Tak, chore liście nie nadają się na kompost, bo zarodniki grzybów chorobotwórczych przetrwają.
Dla mnie też bardzo ważny ten poradnik, bo tak samemu można się pogubić, co jest najważniejsze, dziękuję:)
A co z lawendą? Czy juz teraz trzeba ja okryc na zime? W jaki sposob? Ktos mi podpowiedzial zeby wbic naokolo niej galazki swierku zeby uchronic ją przed zimnym wiatrem
Uwielbiamy nasz ogrod i dlatego o niego dbamy, wszystkie porady sa wspaniale i pomocne, teraz tylko aby do wiosny !
Pani Danusiu wyczytałam iz w listopadzie okrywamy rośliny wrażliwe. Z poprzednych artykułów dowiedziałam się iż należy okryć magnolię i tak tez zrobię. W ogrodzie jednak posiadam jeszcze inne rosliny co do których mam wątpliwości czyli: 1. Róże - wiem już iż należy je okopczykować - /artykuł o różach/ 2. Miskanty i różne trawy sadzone w tym roku - wiem iż nie powinnam ich ścinac teraz i jak dobrze zrozumiałam z artykułu usypuje im kopczyki z kory?? 3. Bukszpany - nie zabezpieczamy?? 4. Hortensje Limelight sadzone w tym roku- tutaj nie bardzo wiem ponieważ zdania są podzielone. Czy wystarczy je okopczykować korą?? 5. Lawenda??? 6. Młode berberysy - jak wyczytałam nie potrzeba zabezpieczeń 7. Żurawki
Bardzo proszę o informację i ewentualne sprostowanie.

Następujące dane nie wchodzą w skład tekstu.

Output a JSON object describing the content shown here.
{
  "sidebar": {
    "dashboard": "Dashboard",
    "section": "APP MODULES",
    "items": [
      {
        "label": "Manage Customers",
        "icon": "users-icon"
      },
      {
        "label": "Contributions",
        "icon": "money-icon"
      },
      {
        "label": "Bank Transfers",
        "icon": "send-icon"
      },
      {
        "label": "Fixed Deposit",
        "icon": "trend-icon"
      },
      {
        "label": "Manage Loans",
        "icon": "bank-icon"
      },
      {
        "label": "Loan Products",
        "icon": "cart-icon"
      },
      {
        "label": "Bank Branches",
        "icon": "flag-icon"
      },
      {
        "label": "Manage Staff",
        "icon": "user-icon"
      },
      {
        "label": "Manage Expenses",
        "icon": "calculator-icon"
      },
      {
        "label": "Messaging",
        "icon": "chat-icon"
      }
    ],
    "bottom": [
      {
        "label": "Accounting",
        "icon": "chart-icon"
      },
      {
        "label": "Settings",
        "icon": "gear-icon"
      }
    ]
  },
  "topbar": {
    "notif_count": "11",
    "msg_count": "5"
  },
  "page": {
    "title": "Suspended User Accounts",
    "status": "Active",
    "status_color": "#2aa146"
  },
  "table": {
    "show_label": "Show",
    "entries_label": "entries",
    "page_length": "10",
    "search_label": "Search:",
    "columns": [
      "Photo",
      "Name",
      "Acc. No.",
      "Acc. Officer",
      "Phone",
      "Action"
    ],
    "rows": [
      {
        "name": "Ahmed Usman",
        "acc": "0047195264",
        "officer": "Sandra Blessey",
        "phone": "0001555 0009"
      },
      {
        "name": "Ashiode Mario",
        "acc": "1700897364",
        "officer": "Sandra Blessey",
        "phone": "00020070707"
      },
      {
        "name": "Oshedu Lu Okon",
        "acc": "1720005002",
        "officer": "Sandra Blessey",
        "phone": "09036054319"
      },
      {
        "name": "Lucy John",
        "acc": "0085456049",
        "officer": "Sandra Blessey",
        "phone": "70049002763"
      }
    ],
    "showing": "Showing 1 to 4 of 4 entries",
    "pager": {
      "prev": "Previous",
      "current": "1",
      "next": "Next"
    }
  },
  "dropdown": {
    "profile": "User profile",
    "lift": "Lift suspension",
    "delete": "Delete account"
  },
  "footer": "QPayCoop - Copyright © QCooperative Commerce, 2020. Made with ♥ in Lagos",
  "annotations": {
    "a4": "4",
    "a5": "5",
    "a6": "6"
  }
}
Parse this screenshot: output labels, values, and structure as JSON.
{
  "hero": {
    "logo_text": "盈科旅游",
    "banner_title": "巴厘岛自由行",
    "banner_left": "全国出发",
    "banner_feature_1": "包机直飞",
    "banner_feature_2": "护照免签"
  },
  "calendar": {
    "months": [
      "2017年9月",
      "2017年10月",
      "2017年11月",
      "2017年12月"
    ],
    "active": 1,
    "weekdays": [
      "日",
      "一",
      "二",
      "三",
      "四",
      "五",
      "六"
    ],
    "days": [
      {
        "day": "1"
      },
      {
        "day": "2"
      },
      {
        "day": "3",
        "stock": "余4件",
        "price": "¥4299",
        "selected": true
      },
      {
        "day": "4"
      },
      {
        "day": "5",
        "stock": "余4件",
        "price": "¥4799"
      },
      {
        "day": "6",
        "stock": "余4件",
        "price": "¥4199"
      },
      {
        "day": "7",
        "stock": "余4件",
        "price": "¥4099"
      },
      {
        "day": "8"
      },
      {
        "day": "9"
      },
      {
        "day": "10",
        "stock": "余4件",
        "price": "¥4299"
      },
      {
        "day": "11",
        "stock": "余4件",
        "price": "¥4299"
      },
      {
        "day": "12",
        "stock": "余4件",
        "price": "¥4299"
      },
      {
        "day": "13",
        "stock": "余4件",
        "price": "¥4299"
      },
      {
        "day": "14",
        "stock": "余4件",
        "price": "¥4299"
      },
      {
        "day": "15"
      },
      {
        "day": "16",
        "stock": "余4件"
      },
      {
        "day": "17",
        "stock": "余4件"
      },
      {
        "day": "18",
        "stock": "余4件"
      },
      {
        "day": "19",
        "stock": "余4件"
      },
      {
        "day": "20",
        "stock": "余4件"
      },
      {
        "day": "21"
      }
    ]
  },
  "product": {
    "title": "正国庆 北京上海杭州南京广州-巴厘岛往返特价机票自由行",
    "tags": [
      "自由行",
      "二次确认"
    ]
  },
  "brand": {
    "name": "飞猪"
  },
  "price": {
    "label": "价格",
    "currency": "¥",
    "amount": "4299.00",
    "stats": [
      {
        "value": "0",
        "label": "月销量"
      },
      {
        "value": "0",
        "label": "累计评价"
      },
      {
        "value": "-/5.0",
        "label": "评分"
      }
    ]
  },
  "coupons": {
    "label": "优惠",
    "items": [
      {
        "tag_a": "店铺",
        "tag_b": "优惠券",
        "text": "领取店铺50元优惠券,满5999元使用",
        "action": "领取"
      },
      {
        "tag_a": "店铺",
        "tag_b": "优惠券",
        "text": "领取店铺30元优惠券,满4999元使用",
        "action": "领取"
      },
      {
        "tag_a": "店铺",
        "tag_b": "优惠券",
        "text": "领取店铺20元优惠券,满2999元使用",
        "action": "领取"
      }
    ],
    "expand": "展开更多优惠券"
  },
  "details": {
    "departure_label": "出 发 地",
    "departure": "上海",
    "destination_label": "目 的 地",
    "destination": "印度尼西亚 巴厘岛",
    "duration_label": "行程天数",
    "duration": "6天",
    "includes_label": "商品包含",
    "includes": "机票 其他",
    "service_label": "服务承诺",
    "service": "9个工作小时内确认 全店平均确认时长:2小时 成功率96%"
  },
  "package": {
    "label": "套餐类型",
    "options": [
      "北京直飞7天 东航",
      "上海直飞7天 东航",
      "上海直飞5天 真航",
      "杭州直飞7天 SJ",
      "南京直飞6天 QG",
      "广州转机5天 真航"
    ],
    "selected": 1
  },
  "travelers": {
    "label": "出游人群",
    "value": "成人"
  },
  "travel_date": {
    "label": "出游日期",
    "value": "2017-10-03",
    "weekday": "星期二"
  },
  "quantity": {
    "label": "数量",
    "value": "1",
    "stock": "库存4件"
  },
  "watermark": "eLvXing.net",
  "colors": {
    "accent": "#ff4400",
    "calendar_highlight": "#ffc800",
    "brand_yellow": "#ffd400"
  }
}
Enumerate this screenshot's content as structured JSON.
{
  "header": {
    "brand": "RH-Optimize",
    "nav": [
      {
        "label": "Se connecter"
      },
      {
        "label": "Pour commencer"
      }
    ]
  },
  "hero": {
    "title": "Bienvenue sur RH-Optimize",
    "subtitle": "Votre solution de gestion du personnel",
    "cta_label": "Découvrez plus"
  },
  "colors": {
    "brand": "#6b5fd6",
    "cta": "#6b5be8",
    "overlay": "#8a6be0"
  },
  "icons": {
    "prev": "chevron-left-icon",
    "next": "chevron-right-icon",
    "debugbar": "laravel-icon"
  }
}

Czy thuja w donicy przetrwa czy należy donicę zabezpieczyć??
Dziękuję.
1.Róże należy kopczykować ziemią. Nie teraz - jeszcze jest za wcześnie.
Trawy - są dwie szkoły, jedni wiążą w łądny snopek, wtedy śnieg i wiatr nie roznosi ich po ogrodzie, inni nie wiążą,bo uważają że pięknie wyglądają oszronione. Ale tylko przez chwilę. Jak wiadomo, spadł śnieg na południu Polski i po urodzie miskantów i rozplenic nic nie zostało, a więc mozna je nawet ściąć i okopczykować korą, ale też nie teraz, później. Poczytaj artykuł "Przygotowanie ogrodu do zimy".
Bukszpany w gruncie nie zabezpieczamy, w donicach zakopujemy do gruntu. Zabezpieczenie nic nie da.
4.Hortensjomw I roku można usypać kopczyk z kory.
5.Lawenda - nie okrywać
6.Młode berberysy - podlać nie okrywać
7.Żurawki nie okrywać
Tuja czy przetrwa? tego nikt nie wie, ale pewnie tak, to odporna roślina i mrozoodporna. Nie przetrwa gdy jej nie podlejesz przed zimą, trzeba podlewać nawet w okresach odwilży, a już na pewno, gdy znajduje się pod dachem (brak wody z deszczu). W donicach nawet w czasie opadów trzeba podlewać.Mam problem w znalezieniu miejsca zimowania dla oleandrów..mam komórkę i kotłownię i wiadomo nie ogrzewane,dodatkowo bez okna.Czy dokładne okrycie coś da??
No to komentuję "za karę";-) Urocza róża, duży staw i chyba sad - czy to zdjęcia z jednego ogrodu? Zbliżenia roślin też mogą z niego być, ale to tylko Ty jesteś w stanie rozpoznać, gdzie zostały zrobione. Stawiam na fotki nr 13 oraz 31 do 36 :-)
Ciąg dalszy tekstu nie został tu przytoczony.